There’s not much to be said for sitting in your mom’s basement and tweeting out dozens of snarky comments at people every day. “F you, Nazi!” “You’re ugly!” “That’s stupid and everyone knows that’s idiotic!” Percentage-wise, this is what most people use anonymity for these days. Without question, there are certainly people who use their anonymity to add a great amount of value to the world, but how many of them are there compared to the sea of online idiots? One for every thousand? One out of every fifty thousand? The majority of people commenting on the Internet aren’t doing much other than saying some variation of, “My tribe good! Other tribe bad!” or “I like that or hate that because I just do!” When you go from “people” to “anonymous people,” the number of worthwhile comments dwindles dramatically from there.
Are there people who would legitimately lose their jobs if they were caught saying what they think online? Absolutely, they do exist. However, it’s a dual-edged sword because if online anonymity had never existed, their jobs would have likely never been in jeopardy in the first place.

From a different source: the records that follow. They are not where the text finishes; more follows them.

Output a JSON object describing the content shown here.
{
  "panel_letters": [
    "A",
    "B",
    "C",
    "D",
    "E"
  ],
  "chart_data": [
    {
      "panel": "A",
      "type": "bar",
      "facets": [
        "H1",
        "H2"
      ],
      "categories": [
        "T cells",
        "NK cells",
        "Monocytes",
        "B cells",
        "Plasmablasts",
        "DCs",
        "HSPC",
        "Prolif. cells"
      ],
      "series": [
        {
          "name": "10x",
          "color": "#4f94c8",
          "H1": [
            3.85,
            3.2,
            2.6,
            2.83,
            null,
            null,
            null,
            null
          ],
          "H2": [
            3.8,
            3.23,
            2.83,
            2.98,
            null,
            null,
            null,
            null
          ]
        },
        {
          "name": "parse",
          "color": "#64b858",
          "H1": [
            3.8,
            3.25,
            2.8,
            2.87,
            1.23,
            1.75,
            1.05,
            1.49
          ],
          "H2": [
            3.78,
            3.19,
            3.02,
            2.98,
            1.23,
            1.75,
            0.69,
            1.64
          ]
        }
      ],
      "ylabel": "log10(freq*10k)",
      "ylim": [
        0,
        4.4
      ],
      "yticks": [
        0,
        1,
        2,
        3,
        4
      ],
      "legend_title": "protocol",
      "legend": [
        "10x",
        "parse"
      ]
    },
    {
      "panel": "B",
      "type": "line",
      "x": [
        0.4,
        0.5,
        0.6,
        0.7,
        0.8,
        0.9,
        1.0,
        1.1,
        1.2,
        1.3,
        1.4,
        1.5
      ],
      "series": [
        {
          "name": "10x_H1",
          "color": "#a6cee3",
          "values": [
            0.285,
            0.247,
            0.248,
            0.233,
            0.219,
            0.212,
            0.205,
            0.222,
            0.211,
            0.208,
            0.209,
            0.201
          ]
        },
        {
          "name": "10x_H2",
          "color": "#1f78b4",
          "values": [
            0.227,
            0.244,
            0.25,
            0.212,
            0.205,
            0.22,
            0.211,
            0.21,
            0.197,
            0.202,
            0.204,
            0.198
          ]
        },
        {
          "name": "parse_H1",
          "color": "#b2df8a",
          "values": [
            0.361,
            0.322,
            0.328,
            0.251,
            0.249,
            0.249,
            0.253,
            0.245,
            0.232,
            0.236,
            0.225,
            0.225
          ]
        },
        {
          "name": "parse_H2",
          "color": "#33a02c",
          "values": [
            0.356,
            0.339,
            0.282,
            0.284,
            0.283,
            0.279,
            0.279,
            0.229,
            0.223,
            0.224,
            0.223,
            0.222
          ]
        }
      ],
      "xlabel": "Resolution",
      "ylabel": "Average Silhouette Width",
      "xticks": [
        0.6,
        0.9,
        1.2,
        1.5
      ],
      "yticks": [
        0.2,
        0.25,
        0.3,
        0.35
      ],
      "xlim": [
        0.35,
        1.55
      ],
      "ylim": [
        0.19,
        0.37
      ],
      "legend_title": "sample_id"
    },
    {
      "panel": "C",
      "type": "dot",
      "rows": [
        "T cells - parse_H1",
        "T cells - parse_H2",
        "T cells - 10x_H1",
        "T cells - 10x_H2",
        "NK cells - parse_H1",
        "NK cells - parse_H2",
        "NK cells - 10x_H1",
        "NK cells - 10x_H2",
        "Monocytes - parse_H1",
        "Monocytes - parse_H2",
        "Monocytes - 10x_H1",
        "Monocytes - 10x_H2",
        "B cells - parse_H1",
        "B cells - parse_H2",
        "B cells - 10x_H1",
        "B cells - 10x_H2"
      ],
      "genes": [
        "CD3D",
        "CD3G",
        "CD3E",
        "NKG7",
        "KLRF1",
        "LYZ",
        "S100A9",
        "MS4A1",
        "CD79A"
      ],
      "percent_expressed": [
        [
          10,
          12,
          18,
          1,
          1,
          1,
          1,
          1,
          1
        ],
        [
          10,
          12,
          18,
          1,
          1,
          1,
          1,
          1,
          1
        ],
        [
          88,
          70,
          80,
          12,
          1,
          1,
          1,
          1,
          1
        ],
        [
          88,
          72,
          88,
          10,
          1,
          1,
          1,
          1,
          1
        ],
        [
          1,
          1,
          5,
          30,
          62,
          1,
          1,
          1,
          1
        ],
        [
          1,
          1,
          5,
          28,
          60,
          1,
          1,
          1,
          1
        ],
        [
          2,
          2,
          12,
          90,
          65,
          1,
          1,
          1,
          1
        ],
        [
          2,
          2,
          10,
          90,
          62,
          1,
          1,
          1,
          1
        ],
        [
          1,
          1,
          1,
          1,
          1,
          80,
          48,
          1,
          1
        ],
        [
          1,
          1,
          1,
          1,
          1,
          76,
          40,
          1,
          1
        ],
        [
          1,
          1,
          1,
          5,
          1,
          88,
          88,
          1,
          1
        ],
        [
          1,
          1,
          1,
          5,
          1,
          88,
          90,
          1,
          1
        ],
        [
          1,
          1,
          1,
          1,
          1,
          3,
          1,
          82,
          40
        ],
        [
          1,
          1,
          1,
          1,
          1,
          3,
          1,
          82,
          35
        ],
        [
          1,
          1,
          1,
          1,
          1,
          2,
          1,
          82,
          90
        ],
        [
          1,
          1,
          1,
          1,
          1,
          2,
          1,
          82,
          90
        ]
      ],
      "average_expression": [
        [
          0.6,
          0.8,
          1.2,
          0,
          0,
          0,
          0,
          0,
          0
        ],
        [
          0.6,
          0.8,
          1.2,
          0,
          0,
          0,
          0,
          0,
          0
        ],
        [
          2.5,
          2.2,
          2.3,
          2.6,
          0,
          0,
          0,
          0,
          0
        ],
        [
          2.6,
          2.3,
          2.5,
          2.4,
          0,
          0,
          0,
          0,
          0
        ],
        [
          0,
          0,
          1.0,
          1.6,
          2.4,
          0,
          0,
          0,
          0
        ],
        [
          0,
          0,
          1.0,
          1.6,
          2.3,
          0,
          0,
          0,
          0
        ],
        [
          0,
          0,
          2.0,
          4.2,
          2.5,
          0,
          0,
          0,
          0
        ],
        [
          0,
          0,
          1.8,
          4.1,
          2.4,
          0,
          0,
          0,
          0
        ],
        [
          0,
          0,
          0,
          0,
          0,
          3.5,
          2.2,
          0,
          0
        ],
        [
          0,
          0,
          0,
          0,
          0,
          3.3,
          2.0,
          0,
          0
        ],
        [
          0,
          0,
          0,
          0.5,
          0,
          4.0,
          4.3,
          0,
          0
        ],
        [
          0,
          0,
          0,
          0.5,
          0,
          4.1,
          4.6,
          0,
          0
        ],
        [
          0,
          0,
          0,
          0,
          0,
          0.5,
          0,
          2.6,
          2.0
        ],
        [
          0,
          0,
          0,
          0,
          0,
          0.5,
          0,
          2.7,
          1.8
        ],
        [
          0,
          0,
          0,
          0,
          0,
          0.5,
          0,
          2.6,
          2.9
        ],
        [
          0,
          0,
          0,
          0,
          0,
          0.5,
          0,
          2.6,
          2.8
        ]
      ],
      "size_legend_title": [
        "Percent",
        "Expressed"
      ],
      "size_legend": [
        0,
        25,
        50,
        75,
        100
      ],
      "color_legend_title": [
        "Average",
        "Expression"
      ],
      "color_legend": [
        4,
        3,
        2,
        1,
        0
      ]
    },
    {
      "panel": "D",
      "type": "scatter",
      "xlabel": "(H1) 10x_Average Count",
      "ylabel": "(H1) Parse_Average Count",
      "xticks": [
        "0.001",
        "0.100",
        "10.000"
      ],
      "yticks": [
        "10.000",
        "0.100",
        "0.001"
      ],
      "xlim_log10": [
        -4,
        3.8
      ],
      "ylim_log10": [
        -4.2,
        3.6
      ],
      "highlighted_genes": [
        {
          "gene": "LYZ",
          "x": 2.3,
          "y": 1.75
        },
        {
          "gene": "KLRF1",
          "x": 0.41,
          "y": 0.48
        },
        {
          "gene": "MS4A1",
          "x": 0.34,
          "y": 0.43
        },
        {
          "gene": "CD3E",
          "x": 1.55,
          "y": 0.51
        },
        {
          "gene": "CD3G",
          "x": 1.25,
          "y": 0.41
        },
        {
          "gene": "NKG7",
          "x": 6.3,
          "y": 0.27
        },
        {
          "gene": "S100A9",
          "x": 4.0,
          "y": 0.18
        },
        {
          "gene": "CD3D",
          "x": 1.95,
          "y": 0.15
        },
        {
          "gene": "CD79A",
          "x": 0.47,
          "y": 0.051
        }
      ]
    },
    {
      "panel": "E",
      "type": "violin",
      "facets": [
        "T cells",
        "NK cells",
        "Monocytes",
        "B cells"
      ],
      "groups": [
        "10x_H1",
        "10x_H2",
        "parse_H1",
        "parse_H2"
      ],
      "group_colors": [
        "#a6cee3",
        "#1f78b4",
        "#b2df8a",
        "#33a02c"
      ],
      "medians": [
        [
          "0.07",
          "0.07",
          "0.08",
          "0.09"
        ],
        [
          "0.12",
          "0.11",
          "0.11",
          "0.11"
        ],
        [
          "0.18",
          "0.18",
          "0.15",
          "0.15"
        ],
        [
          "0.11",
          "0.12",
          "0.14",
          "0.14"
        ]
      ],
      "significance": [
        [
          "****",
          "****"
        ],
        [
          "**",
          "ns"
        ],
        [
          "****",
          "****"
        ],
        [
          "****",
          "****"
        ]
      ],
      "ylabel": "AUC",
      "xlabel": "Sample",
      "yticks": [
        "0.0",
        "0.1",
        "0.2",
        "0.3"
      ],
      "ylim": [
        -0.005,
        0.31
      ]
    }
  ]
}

If people could actually SEE the people that were complaining and the reality was, “It looks like there are thousands of people, but actually there are only about one hundred of them using multiple accounts. Plus, most of them look like weirdos and they don’t even live in the same state that our business is in,” would cancel culture be a thing? The whole cancel culture phenomenon is driven by paper tigers. It’s small numbers of strange, unhappy people who appear much larger than they are because anonymity lets them pretend to be armies that don’t exist.
That being said, getting rid of anonymity wouldn’t immediately put an end to cancel culture. However, even if it’s not sufficient, it probably is a necessary step – if only to make the people complaining put a little skin in the game. If someone would have to reveal their name while persecuting people instead of hiding behind forty anonymous accounts, you’d see more reluctance to behave badly because yes, they could have blowback, too. Are there people using their real names to behave badly today? Yes, but how many of them are doing it because they falsely believe thousands of people are supporting their efforts online when many of those “likes” and “retweets” are actually bots and multiple accounts? It’s no coincidence that people are much better behaved in the real world than they are online. Some of that is because having your nose within punching distance of someone’s fist tends to focus your mind, but it’s also because almost everyone is a much bigger jerk when they’re anonymous. That’s just human nature.
If you’re someone who loves being anonymous on the Internet, this probably isn’t going to change your mind, but if that’s not you, then at least consider the idea that over the long term, the best way to fix the poisonous culture on the Internet that is doing so much damage to our society is to get rid of anonymity. Fix that problem and so many other problems would eventually go away. If we’re being forced to live in a swamp, do we want to try to make it slightly more pleasant or do we want to drain the swamp and build on dry land? I’d say the latter way makes a lot more sense.